Погрузив снятые лубки на волокушу, Вагап отправил с ними сына к тележной колее, а сам принялся рубить лесины для ловушки. Пока вернулся Хусаин, свалил десятка полтора осин.
Вырубив брёвна, они свезли их на волокуше в одно место, сложили рядком, словно собираясь сплотить плот. Затем, поднимая брёвна с одного конца, подвязали их лыком к висящему сверху, на поперечине, крюку — сторожку. Получилось сооружение, похожее на боковину шалаша. Под него положили останки лошади, привязав их к жердине, соединённой со сторожком. Притронься медведь к падалине — крюк соскочит с места, и брёвна придавят зверя, как мышь.
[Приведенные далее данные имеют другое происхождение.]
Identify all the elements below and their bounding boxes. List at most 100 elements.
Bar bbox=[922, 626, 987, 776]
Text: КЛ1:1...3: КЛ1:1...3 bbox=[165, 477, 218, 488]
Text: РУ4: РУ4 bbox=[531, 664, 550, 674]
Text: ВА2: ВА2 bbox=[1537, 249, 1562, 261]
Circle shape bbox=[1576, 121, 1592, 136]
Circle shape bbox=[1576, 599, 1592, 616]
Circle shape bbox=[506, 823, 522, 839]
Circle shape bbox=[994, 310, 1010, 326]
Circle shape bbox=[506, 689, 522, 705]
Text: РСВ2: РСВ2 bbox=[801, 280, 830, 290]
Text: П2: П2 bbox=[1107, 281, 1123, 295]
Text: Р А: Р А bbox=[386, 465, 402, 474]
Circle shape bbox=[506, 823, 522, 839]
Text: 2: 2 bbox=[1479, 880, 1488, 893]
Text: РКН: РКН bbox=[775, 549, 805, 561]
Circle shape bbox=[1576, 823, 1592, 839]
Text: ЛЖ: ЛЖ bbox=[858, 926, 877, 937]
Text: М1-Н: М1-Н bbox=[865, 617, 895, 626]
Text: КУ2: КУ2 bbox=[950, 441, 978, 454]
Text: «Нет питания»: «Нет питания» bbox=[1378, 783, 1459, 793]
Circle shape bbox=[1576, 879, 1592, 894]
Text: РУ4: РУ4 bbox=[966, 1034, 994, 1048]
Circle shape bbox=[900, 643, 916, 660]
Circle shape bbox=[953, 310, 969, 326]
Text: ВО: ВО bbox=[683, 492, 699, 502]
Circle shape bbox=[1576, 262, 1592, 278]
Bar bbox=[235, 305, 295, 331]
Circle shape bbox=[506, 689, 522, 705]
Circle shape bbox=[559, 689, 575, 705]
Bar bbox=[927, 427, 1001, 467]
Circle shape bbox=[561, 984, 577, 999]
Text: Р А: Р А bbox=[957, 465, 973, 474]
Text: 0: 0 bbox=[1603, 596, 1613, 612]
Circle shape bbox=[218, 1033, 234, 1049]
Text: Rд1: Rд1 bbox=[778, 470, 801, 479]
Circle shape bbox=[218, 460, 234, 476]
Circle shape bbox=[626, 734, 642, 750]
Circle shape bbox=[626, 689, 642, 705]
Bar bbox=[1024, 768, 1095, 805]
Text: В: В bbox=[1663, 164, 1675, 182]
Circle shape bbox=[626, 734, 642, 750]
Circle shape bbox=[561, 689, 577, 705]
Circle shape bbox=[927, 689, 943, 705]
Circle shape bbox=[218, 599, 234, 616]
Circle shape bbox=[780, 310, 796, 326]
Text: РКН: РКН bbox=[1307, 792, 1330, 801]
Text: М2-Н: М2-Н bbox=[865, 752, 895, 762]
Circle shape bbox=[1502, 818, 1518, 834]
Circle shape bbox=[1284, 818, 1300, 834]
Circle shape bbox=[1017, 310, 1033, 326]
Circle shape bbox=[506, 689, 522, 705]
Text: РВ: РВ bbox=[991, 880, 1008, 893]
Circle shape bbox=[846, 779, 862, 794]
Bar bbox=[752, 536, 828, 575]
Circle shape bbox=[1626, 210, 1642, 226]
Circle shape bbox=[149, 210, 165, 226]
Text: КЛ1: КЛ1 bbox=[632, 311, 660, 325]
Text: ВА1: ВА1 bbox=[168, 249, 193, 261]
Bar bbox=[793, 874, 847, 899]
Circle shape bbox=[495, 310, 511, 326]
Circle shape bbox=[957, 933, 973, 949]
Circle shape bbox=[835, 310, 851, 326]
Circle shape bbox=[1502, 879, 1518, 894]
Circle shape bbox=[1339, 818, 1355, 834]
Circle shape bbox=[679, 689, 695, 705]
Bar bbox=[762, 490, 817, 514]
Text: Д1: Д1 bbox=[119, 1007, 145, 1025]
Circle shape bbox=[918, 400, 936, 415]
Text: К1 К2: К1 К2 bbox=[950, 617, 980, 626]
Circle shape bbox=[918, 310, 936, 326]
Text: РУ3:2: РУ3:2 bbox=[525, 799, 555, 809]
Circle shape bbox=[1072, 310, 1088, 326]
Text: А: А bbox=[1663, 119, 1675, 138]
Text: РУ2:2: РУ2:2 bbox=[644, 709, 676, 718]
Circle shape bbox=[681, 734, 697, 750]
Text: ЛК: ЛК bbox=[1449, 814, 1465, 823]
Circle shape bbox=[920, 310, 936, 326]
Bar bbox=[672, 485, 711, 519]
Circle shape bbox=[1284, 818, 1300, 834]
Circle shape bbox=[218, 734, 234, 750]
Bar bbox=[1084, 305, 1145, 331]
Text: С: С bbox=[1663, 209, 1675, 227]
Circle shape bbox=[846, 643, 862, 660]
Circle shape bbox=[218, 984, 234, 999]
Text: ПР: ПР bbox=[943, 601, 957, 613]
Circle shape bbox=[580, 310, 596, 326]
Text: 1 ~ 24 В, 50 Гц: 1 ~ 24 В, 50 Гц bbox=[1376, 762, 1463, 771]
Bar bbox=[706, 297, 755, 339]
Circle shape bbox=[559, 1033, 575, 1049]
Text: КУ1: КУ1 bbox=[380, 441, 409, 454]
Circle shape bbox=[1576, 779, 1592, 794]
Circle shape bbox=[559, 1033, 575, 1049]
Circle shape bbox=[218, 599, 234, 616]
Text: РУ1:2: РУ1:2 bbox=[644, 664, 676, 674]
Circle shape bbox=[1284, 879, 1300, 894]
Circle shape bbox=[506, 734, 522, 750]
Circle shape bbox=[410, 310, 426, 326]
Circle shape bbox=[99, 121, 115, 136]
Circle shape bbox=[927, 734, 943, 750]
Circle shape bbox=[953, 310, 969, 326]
Завершив дело, Вагап удовлетворённо обошёл ловушку.
— Здорово получилось, да ведь, атай? — радостно сказал Хусаин.
— Так медведей брал твой покойный дед…
Провозившись с ловушкой почти весь день, Вагап вернулся домой уже после захода солнца, в сизые сумерки. Жена, ждавшая его и сына с расстеленной скатертью, беззлобно проворчала:
— Кто ж до таких пор ездит! Ждёшь — не дождёшься вас, уже и ойрэ [51] остыла…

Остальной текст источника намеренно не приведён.